Would you like to comment on the Swift Amendment, which provides $750,000 for little companies to come to DC and express their views?

Van Deerlin:

I think it’s bucking the popular opinion of the moment in Congress, but I'm not sure it’s bucking the popular opinion of people out there who recognize that it’s very hard to compete with the lawyers and legal staff of an AT&T, IBM, or ITT. You're not going to have much of a shake as a consumer or as a small company. The amendment is carefully crafted. It will not make use of these funds frivolously. It specifically bars them from being used in license challenges. It would limit them to common carriers. No doubt it will be fought.

Competition Among Large Companies

Lof:

Some people have said that instead of deregulating, this bill gets AT&T into the computer field and it's just going to make it bigger and bigger.

Van Deerlin:

There was no data processing or computer industry twenty-five years ago, so anything that's done is bigger. The question in my mind is not whether these companies will get bigger, but whether they'll be so big as to be unfair and to stop competition. If they do, the bill has its own triggering mechanism for getting them back under the regulatory tent. All we're doing is opening the doors and windows and letting some fresh air in where it's never been before. This isn't written in stone, and if it doesn't work out, we're going to have ways of stepping back in. In the main, these big competitors of AT&T are not afraid of their inability to compete. As a matter of fact, some of them have some built-in advantages that you hear very little talk about. One of these is the inordinately long time that local P.U.C.'s have insisted upon for depreciation of Bell equipment. In most states this is around forty years. There is no way they could be competitive with outfits like IBM who can depreciate their equipment in six or eight years. This is a fact that isn't even taken up in our bill, but it's one of the ways in which the Bell system will always be handicapped as AT&T. A subsidiary would not be bound by those tariff procedures in the various states and would be able to become competitive in this way too. What we're determined to prevent is the use of profits from regulated tariffed parts of the activity to compete unfairly with the competitive area.

Lof:

How long will the transition take?

Van Deerlin:

The bill anticipates two years to transition.
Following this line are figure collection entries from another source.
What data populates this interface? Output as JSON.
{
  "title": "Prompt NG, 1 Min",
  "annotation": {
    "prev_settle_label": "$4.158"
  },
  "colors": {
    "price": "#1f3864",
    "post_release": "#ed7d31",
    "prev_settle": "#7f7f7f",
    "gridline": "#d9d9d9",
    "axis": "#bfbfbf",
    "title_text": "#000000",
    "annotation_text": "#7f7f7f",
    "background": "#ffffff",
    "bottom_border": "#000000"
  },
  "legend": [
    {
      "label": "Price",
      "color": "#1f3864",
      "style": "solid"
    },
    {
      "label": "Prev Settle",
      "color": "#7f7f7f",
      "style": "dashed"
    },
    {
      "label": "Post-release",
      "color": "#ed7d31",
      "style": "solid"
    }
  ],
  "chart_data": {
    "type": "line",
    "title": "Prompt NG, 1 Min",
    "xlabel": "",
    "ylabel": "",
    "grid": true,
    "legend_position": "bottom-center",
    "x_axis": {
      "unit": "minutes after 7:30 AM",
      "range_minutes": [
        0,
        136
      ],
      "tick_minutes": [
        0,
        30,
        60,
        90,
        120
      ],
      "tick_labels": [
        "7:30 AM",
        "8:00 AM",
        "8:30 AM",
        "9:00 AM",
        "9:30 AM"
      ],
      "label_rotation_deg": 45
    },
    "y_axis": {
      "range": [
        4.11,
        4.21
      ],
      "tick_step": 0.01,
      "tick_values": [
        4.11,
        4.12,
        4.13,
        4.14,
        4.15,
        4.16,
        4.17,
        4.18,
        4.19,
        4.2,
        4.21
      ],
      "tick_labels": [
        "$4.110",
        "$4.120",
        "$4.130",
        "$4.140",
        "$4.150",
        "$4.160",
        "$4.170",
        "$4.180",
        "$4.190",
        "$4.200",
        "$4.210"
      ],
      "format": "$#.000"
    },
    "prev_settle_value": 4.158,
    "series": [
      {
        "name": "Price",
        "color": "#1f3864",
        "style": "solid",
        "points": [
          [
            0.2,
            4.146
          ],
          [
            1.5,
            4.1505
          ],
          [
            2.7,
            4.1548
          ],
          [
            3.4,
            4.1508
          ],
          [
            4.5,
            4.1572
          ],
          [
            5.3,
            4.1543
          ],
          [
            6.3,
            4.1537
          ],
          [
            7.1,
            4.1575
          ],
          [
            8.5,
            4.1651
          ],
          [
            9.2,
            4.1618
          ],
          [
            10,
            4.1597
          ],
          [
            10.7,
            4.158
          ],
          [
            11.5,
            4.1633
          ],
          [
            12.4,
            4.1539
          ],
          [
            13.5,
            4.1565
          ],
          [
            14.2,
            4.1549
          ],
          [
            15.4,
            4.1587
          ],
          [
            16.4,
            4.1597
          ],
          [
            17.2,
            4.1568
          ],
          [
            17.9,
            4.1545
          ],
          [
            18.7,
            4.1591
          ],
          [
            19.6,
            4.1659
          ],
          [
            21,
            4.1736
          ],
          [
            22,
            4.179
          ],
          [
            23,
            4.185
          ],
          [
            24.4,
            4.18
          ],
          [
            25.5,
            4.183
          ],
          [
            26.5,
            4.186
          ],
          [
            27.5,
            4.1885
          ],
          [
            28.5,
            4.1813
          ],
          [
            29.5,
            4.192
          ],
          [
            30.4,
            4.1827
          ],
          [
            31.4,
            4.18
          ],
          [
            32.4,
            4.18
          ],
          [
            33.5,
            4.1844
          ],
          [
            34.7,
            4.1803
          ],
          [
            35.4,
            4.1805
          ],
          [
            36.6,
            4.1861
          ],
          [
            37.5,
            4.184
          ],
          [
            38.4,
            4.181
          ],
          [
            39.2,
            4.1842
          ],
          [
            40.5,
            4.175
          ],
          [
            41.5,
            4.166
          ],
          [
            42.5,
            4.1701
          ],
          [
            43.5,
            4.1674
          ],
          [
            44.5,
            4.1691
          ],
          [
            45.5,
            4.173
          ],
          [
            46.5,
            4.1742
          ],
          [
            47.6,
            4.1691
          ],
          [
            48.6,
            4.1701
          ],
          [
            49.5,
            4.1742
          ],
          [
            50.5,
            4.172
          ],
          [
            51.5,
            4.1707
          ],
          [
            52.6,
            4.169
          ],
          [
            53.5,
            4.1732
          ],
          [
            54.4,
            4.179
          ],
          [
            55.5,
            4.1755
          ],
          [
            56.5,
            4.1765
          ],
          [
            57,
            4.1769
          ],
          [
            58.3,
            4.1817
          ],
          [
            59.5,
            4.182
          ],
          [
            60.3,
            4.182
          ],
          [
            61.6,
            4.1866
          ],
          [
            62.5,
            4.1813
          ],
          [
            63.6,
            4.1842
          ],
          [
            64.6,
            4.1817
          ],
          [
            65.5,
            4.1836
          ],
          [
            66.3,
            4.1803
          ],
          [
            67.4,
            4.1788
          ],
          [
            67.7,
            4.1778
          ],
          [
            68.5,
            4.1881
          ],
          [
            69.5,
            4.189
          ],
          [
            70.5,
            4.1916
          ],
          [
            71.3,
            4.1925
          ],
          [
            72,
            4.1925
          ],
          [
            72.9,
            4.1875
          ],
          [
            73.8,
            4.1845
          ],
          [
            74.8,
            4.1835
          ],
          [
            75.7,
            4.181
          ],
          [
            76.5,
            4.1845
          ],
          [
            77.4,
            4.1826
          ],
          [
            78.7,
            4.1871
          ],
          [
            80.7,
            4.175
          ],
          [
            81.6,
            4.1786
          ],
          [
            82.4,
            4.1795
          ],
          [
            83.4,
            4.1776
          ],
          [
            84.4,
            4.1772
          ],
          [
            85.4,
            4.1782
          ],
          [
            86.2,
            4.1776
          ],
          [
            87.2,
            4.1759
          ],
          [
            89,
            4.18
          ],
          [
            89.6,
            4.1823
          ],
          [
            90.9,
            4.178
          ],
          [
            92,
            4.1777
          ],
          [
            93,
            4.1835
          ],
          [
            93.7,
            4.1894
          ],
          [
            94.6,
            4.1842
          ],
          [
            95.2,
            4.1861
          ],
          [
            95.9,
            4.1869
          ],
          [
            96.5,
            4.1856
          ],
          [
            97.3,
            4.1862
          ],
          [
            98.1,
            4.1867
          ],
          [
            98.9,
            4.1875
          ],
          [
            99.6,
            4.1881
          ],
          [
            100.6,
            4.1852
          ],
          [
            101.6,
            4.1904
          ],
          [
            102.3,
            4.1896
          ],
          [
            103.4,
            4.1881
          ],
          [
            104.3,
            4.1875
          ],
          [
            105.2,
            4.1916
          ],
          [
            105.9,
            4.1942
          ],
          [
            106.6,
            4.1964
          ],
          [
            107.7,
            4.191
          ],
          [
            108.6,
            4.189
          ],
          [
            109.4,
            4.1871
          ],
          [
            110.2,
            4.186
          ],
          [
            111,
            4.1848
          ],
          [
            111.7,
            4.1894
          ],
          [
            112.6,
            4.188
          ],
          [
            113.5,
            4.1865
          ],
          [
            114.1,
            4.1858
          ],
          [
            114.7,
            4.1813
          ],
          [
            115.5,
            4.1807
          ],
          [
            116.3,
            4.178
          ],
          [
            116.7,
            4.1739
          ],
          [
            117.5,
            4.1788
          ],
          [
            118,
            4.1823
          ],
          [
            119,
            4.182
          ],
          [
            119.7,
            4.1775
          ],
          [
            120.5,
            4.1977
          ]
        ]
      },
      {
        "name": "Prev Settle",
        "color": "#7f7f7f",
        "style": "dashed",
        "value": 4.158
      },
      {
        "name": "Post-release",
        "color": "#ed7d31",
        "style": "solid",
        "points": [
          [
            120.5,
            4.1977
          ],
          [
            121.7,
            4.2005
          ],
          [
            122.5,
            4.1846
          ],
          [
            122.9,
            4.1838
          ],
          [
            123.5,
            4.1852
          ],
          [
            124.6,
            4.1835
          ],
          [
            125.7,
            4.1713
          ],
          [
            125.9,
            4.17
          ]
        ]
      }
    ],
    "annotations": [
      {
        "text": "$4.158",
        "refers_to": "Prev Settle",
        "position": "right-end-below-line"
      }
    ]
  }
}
Opposition to 1976 Bell Bill

Lof:

You were actively against the Bell Bill, weren't you?

Van Deerlin:

There are new members around here who don't remember anything about what happened then and aren't even aware of who stopped the Bell Bill. If that Subcommittee had had leadership on it, which wanted to see that bill pass, it could have probably gone sailing.

Lof:

Which bill?

Van Deerlin:

The Consumer Communication Reform Bill of 1976, also known as the Bell Bill. It had about 189 sponsors in the House and it made beautiful logic. If you want to save that low-cost home telephone, you better get aboard this bill. Among the people who helped stop it are some of us here who now are being accused of being too easy on Bell.

Jackson:

There were basically three elements of the Bell Bill. Two primary ones were the intercity monopoly and state regulation of terminal equipment. HR6121 has no regulation of terminal equipment and expressly prohibits state regulation of terminals and opens up all intercity markets to competitors. Every proposition that was in the Bell Bill is stood on its head in HR6121.

Lof:

Do you think HR6121 will pass?

Van Deerlin:

Well, it certainly should, and we'll thank you to help us do it.

Lof:

Thank you, Mr. Van Deerlin, Mr. Jackson.